Shu’s nuclear power device is called a “two-fluid molten salt reactor.” The full details are in the patent, but the basic idea is this: The first batch of molten salt is full of a thorium compound, which eventually decays into uranium as neutrons bombard the mixture. That uranium goes into the second batch of molten salt and circulates into the reactor’s graphite-filled core.

There, it encounters slowed-down neutrons, which kick off a fission chain reaction—that’s the energy-producing part. The first batch of salt then absorbs the heat from the reactions, cooling the system. (In typical nuclear reactors, water does the cooling.)

This system is self-regulating: If the reactions happen too fast and the reactor gets too hot, the salt naturally expands out of the core, which cools it off—think transferring hot coffee from a tiny cup to a cookie sheet (don’t ask questions). That makes the reactor pretty meltdown-proof.

That’s great for Mars, obviously—any energy supply on a newly-formed colony is going to have to be pretty foolproof. Not worth setting up a trillion-dollar settlement if your reactor gives everyone radiation poisoning (at least not before the sun does, anyway).

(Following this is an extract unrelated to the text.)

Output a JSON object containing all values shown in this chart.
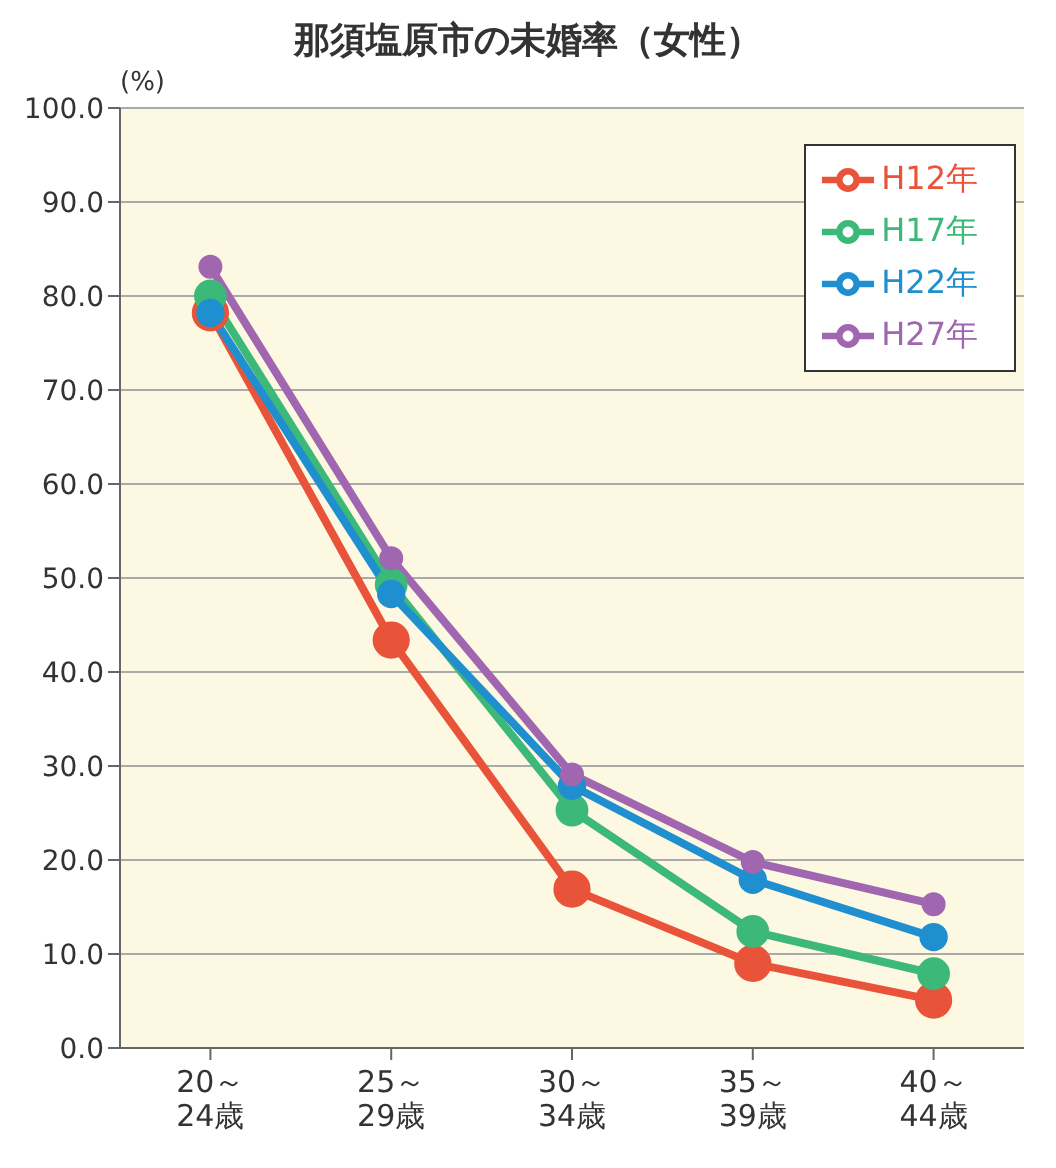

Plus, the planet has plentiful thorium, and nuclear power doesn’t care if dust storms dot out the Sun for months at a time (solar panels, on the other hand, care very much). That’s why Shu hopes NASA will back the R&D for his reactors.

It’s also great for Earth. While Shu’s specific design is novel, the idea comes from the 1960s, when Oak Ridge National Laboratory made a molten salt reactor. The World Nuclear Association calls them “a promising technology today,” and China and India are sinking effort into their own designs. That hasn’t happened yet, though—which is where Shu’s plan comes in.

Any new technology must prove that it has the potential to scale safely, while outcompeting other established options. That takes time, and money—time and money that a Mars-tech development plan can provide.